Climate change threatening penguins in Antarctica: study
Washington: Continued warming of Antarctica due to climate change may lead to decline of 60 per cent of Adelie penguin colonies by the end of this century, a new study has warned.
Climate change in Antarctica, cooling in some places and warming in others, is causing a dramatic shift in the population of Adelie penguins, researchers said.
Historic satellite observations and future climate model projections were used to estimate past and future changes in habitat suitability during the penguins' chick-rearing period. Researchers from the University of Delaware, Stony Brook
University in the US, and NOAA's National Marine Fisheries Service found that recent climate warming along the West Antarctic Peninsula corresponded to population declines, while stable or cooling conditions in other parts of the continent corresponded to stable or increasing populations.
The climate change impacts will be highly site specific based on regional climate trends on Antarctica, said Vincent Saba who works at the Geophysical Fluid Dynamics Laboratory at Princeton.

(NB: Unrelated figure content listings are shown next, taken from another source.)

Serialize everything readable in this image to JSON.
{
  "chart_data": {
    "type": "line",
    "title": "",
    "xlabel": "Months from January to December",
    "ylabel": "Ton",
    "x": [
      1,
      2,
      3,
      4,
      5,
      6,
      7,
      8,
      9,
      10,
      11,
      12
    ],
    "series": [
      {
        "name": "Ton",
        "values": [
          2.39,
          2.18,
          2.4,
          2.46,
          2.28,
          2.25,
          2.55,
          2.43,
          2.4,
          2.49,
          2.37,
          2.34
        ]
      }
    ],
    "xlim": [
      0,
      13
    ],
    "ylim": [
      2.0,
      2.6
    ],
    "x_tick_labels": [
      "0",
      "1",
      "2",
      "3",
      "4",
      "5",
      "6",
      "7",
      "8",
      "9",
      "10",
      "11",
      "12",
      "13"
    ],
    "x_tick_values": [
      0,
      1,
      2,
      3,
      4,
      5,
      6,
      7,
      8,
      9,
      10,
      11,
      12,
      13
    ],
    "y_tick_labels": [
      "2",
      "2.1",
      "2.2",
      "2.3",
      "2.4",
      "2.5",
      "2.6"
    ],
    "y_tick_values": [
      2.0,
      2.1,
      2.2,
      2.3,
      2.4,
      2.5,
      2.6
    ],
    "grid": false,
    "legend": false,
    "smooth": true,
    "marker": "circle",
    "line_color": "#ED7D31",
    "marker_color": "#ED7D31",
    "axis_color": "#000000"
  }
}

A continued southward contraction of the range of Adelie penguins is likely over the next century. Saba helped analyse the global climate model output and applied the climate change projections to the penguin presence-absence models.
Over time, Adelie penguins were once positively affected by warming and negatively affected by cooling. Researchers found that further warming is no longer beneficial at some locations on Antarctica, although some cooler regions could serve as a refuge and buffer the effects for a while. Continued warming is expected to lead to population declines at approximately 30 per cent of colonies by 2060 and 60 per cent of colonies by 2099, researchers said. The study was published in the journal Scientific Reports.